Bug #29680 index_merge is used instead of (faster!) range
Submitted: 10 Jul 2007 6:38 Modified: 7 Aug 2007 20:00
Reporter: Valeriy Kravchuk Email Updates:
Status: Closed Impact on me:
None 
Category:MySQL Server: Documentation Severity:S3 (Non-critical)
Version:5.0.46-BK, 5.0.41 OS:Any
Assigned to: Paul DuBois CPU Architecture:Any
Tags: bfsm_2007_08_02

[10 Jul 2007 6:38] Valeriy Kravchuk
Description:
As opposed to the manual, http://dev.mysql.com/doc/refman/5.0/en/index-merge-optimization.html:

"If a range scan is possible on some key, an Index Merge is not considered."

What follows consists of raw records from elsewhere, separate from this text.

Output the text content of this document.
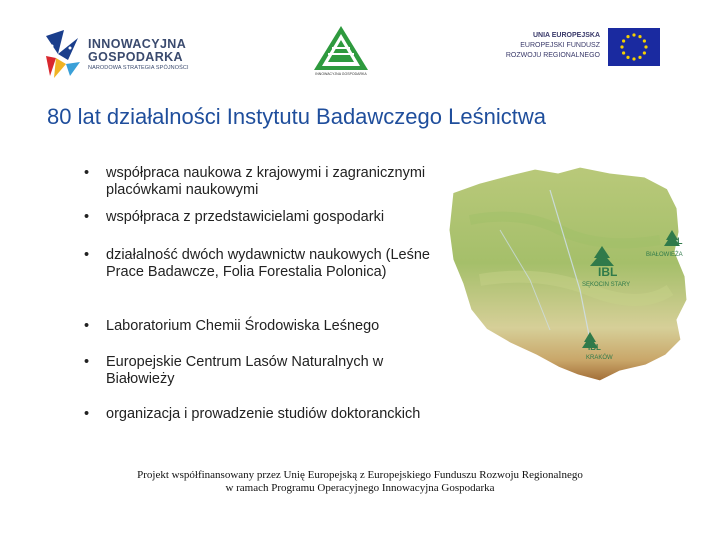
INNOWACYJNA
GOSPODARKA
NARODOWA STRATEGIA SPÓJNOŚCI
INNOWACYJNA GOSPODARKA
UNIA EUROPEJSKA
EUROPEJSKI FUNDUSZ
ROZWOJU REGIONALNEGO
80 lat działalności Instytutu Badawczego Leśnictwa
• współpraca naukowa z krajowymi i zagranicznymi placówkami naukowymi
• współpraca z przedstawicielami gospodarki
• działalność dwóch wydawnictw naukowych (Leśne Prace Badawcze, Folia Forestalia Polonica)
• Laboratorium Chemii Środowiska Leśnego
• Europejskie Centrum Lasów Naturalnych w Białowieży
• organizacja i prowadzenie studiów doktoranckich
IBL
BIAŁOWIEŻA
IBL
SĘKOCIN STARY
IBL
KRAKÓW
Projekt współfinansowany przez Unię Europejską z Europejskiego Funduszu Rozwoju Regionalnego
w ramach Programu Operacyjnego Innowacyjna Gospodarka
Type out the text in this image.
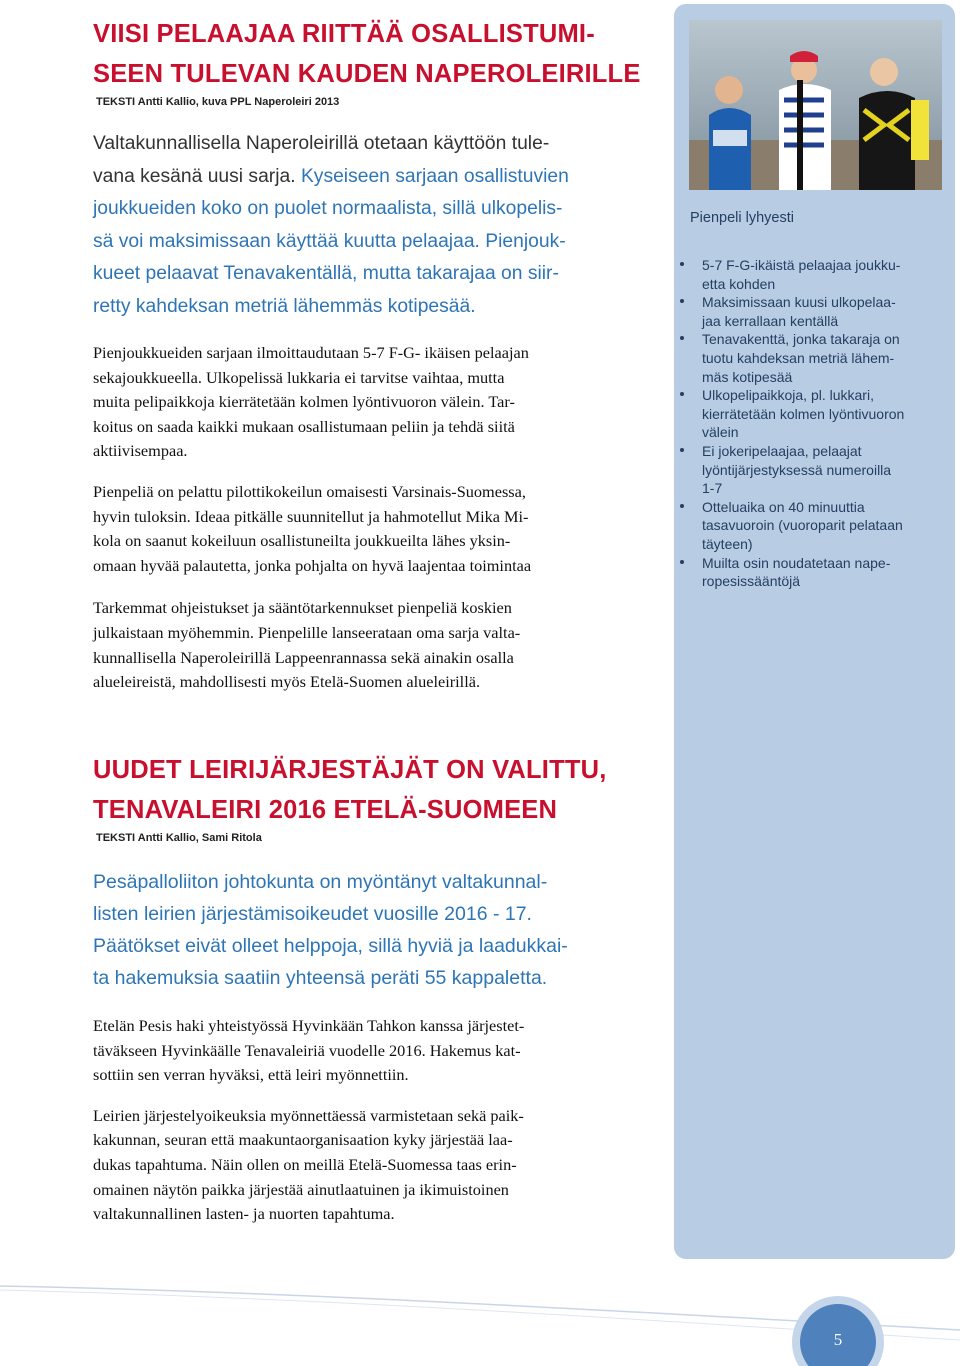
VIISI PELAAJAA RIITTÄÄ OSALLISTUMI-
SEEN TULEVAN KAUDEN NAPEROLEIRILLE
TEKSTI Antti Kallio, kuva PPL Naperoleiri 2013
Valtakunnallisella Naperoleirillä otetaan käyttöön tule-
vana kesänä uusi sarja. Kyseiseen sarjaan osallistuvien
joukkueiden koko on puolet normaalista, sillä ulkopelis-
sä voi maksimissaan käyttää kuutta pelaajaa. Pienjouk-
kueet pelaavat Tenavakentällä, mutta takarajaa on siir-
retty kahdeksan metriä lähemmäs kotipesää.
Pienjoukkueiden sarjaan ilmoittaudutaan 5-7 F-G- ikäisen pelaajan
sekajoukkueella. Ulkopelissä lukkaria ei tarvitse vaihtaa, mutta
muita pelipaikkoja kierrätetään kolmen lyöntivuoron välein. Tar-
koitus on saada kaikki mukaan osallistumaan peliin ja tehdä siitä
aktiivisempaa.
Pienpeliä on pelattu pilottikokeilun omaisesti Varsinais-Suomessa,
hyvin tuloksin. Ideaa pitkälle suunnitellut ja hahmotellut Mika Mi-
kola on saanut kokeiluun osallistuneilta joukkueilta lähes yksin-
omaan hyvää palautetta, jonka pohjalta on hyvä laajentaa toimintaa
Tarkemmat ohjeistukset ja sääntötarkennukset pienpeliä koskien
julkaistaan myöhemmin. Pienpelille lanseerataan oma sarja valta-
kunnallisella Naperoleirillä Lappeenrannassa sekä ainakin osalla
alueleireistä, mahdollisesti myös Etelä-Suomen alueleirillä.
UUDET LEIRIJÄRJESTÄJÄT ON VALITTU,
TENAVALEIRI 2016 ETELÄ-SUOMEEN
TEKSTI Antti Kallio, Sami Ritola
Pesäpalloliiton johtokunta on myöntänyt valtakunnal-
listen leirien järjestämisoikeudet vuosille 2016 - 17.
Päätökset eivät olleet helppoja, sillä hyviä ja laadukkai-
ta hakemuksia saatiin yhteensä peräti 55 kappaletta.
Etelän Pesis haki yhteistyössä Hyvinkään Tahkon kanssa järjestet-
täväkseen Hyvinkäälle Tenavaleiriä vuodelle 2016. Hakemus kat-
sottiin sen verran hyväksi, että leiri myönnettiin.
Leirien järjestelyoikeuksia myönnettäessä varmistetaan sekä paik-
kakunnan, seuran että maakuntaorganisaation kyky järjestää laa-
dukas tapahtuma. Näin ollen on meillä Etelä-Suomessa taas erin-
omainen näytön paikka järjestää ainutlaatuinen ja ikimuistoinen
valtakunnallinen lasten- ja nuorten tapahtuma.
Pienpeli lyhyesti
5-7 F-G-ikäistä pelaajaa joukku-
etta kohden
Maksimissaan kuusi ulkopelaa-
jaa kerrallaan kentällä
Tenavakenttä, jonka takaraja on
tuotu kahdeksan metriä lähem-
mäs kotipesää
Ulkopelipaikkoja, pl. lukkari,
kierrätetään kolmen lyöntivuoron
välein
Ei jokeripelaajaa, pelaajat
lyöntijärjestyksessä numeroilla
1-7
Otteluaika on 40 minuuttia
tasavuoroin (vuoroparit pelataan
täyteen)
Muilta osin noudatetaan nape-
ropesissääntöjä
5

it is not only considered, but also choosed by optimizer, even when range access based on one index scans much less rows, and is simply faster:

openxs@linux:~/dbs/5.0> bin/mysql -uroot test
Reading table information for completion of table and column names
You can turn off this feature to get a quicker startup with -A

Welcome to the MySQL monitor.  Commands end with ; or \g.
Your MySQL connection id is 1
Server version: 5.0.46-debug Source distribution

Type 'help;' or '\h' for help. Type '\c' to clear the buffer.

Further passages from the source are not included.